Patient presenting 5 h after stroke symptom onset with an occlusion of the right internal carotid to M1 middle cerebral artery and an NIHSS of 22. This patient did not receive reperfusion treatment. (A.i) Admission non-contrast CT shows early ischemic changes in the right MCA territory; (A.ii) maximum intensity projections of CT angiography with the red arrow indicating the occlusion site; (A.iii) follow-up non-contrast CT showing infarction and hemorrhage outlined in red. (B.i) CT perfusion ischemic core (red, 84.0 ml) and penumbra (green, 236.8 ml; mismatch ratio of 2.8) derived from cerebral blood flow (B.ii) and Tmax maps (B.iii). DEFUSE-3 mismatch was unfavourable by CT perfusion due to the large core volume. (C) Similarly, down-sampled CT perfusion (dCTP) indicated an unfavourable mismatch profile with an ischemic core and penumbral volumes of 71.7 ml and 205.3 ml, respectively (mismatch ratio 2.9). (D) Multiphase CT angiography-perfusion (mCTA-P) showed a similar ischemic lesion, but underestimated ischemic core and penumbra at 58.0 ml and 202.5 ml, respectively (mismatch ratio 3.5), leading to a favourable DEFUSE-3 mismatch profile and disagreement with CTP.

Figure 5

Correlation (top row) and Bland–Altman plots (bottom row) of CT perfusion (CTP) versus (left) down-sampled CTP (dCTP) and (right) multiphase CT angiography-perfusion (mCTA-P) ischemic core volume.

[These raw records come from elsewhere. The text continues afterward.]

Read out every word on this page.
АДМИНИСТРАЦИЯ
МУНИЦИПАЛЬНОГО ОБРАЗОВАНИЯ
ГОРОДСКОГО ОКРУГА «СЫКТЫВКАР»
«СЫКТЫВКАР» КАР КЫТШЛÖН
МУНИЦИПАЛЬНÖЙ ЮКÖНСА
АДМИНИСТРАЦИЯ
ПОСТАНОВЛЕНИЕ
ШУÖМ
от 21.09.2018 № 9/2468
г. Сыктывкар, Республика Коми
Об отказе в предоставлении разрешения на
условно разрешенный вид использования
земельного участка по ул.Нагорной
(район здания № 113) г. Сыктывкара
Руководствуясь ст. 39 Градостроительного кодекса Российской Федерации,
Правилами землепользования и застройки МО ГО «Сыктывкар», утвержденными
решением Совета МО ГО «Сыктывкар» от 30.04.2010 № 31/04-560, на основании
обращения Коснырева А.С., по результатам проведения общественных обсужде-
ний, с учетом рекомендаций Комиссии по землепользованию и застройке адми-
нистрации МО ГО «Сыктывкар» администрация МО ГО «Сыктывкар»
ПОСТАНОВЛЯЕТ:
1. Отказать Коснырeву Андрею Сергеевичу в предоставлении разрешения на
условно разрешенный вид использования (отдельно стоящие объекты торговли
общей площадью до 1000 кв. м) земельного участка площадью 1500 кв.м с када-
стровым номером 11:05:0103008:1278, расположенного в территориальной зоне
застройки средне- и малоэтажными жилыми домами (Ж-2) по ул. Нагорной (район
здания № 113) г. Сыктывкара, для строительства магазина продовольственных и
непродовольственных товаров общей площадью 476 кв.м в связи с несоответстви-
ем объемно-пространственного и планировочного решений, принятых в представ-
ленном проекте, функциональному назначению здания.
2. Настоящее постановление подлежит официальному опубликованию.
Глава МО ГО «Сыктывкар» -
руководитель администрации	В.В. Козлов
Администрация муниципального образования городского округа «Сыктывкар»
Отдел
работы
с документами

R indicates the Pearson correlation coefficient; MD, mean difference; ± 1.96SD, standard deviation, indicate the 95% limits of agreement.

Figure 6

Correlation (top row) and Bland–Altman plots (bottom row) of CT perfusion (CTP) versus (left) down-sampled CTP (dCTP) and (right) multiphase CT angiography-perfusion (mCTA-P) ischemic penumbra volume. R indicates the Pearson correlation coefficient; MD, mean difference; ± 1.96SD, standard deviation, indicate the 95% limits of agreement.